He hath arrived, the Chickenman. He emerges from the depths of the tunnel system and prowls the hospital campus subterranean corridors, guided by his flattened nose. The waft of cooked food causes this behemoth to present itself for inspection under pale neon lights; his eyes seek only the dark golden brown of fried meat poultry and haven’t a glance to spare for any people in the vicinity. It is not as if the creature were blind, although one would suspect some visual impairment as they attempt to locate the eyes, which themselves are small, watery and partially concealed behind hillocks of flesh surrounding the ocular opening.
He slips between steam tables like a Hummer H2 easing into a compact car parking spot. Small salt and ketchup packets maintain their geocentric obit around his mass before being thrown briefly out of trajectory as a meaty fist swats them away. Food service workers slowly curl their fingers into their palms, in much the same way that a zookeeper would protect stray digits from the maul of a carnivore. Small children, sensing imminent danger, fly to the safety of their parent or grandparent, and survey Chickenman warily as he makes his way to the chicken counter.
The Chickenman is not to be trifled with. 6’ 5” and weighing in around the same as a VW Bug, his size intimidates other canteen patrons. He grunts and snatches a large Styrofoam take-out container in one hand and a large plastic dinner plate in the other. He assaults the stainless steel “dark meat” chicken bins, leaving only crumbs in his wake. It is nothing short of chicken brigandage.
Into the container go every last moist and tender thigh and leg. It is packed beyond capacity, bulging in protest to the unnatural amount of cooked carcass parts encased therein. Onto the plate goes the same, and the plastic moans ominously under the hefty burden.
Chickenman waddles to the cashier, who seems apathetic toward the (daily!) event and she rings him out to the tune of $40. VAMC Canteen chicken is slightly less expensive per piece than the average gumball at your local convenience store. Chickenman rummages through his pockets and locates a thick was of cash, neatly peels a few tens from the roll, and fumbles once again to pocket his valuable money.
Chickenman ambles towards a booth and squeezes his mass between table and bench. His generous frontage, be it man-breasts or displaced belly meat, mounds over the lip of the small Formica table. His breath comes in grunted puffs as he situations himself, rolling left to right in an effort to situate the bulging rolls of fat on his thighs and buttocks. The bench creeks ominously and then Chickenman rests, the lower portion of his gut overlapping his kneecaps and the upper portion taking up too much space on the table top. Chickenman doesn’t care.
He sets upon the plate of chicken. He eats at an alarming rate, dark lips and yellowing teeth pulling breading and flesh from bone and sucking them into a cavernous hole. The air is peppered by wet smacking and slurping sounds, and small food particles scatter across the table. Chickenman finishes a thigh, carefully gnawing the last vestiges of cartilage from the ends of the bone, and then dabs each greasy finger on his tongue. He starts on a leg. The activity is indecent.

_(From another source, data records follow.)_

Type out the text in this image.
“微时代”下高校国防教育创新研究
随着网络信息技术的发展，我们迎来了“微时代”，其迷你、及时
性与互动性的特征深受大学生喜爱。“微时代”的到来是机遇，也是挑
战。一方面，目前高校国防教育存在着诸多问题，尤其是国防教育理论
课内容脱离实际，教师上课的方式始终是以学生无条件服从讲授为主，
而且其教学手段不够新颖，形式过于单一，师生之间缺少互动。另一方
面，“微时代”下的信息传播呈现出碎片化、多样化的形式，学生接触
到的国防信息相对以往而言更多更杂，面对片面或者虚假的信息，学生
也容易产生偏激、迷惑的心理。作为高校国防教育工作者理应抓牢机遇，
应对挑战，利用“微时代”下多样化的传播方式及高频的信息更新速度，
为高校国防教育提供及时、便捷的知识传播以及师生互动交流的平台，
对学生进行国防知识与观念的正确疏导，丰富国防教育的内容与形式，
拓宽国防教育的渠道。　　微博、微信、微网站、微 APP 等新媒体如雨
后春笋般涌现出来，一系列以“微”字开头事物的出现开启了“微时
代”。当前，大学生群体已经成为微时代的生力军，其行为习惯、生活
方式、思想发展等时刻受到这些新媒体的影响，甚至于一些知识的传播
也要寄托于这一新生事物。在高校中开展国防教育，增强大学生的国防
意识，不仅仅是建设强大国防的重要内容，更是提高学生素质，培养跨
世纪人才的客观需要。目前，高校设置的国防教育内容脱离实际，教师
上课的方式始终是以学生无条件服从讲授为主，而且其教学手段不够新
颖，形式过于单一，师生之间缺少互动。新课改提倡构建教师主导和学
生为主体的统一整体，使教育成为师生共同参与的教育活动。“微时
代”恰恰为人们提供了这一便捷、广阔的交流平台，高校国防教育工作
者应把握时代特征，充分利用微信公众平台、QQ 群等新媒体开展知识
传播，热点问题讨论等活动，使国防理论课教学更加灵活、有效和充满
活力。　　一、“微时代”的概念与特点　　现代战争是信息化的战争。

In less than twelve minutes the carnage has come to an end. Twenty stripped bones lay bare on the plate as Chickenman noses about for anything that might have made a bid for freedom. A fat finger presses down on crumbs, forcing them to stick to the end of the digit so that they might be easily lifted to the mouth. Satisfied that nothing edible can be had from the bones, Chickenman’s shoulders lean back and he proffers a growling, gritty belch of chicken-flavored air.
He heaves himself out of the booth and departs, clutching the carryout container possessively as if daring Frodo Baggins to snatch it away from him and throw it into the cracks of Mt. Doom. Back into the darkened tunnel system he goes, taking refuse in the crumbling underground network connecting all the buildings on campus.
This is his existence, this phantom of the canteen, this freakish creature of Highland Drive. I see him depart and I take inventory of my own fingers and toes, and vow to only consume salads from this day forth.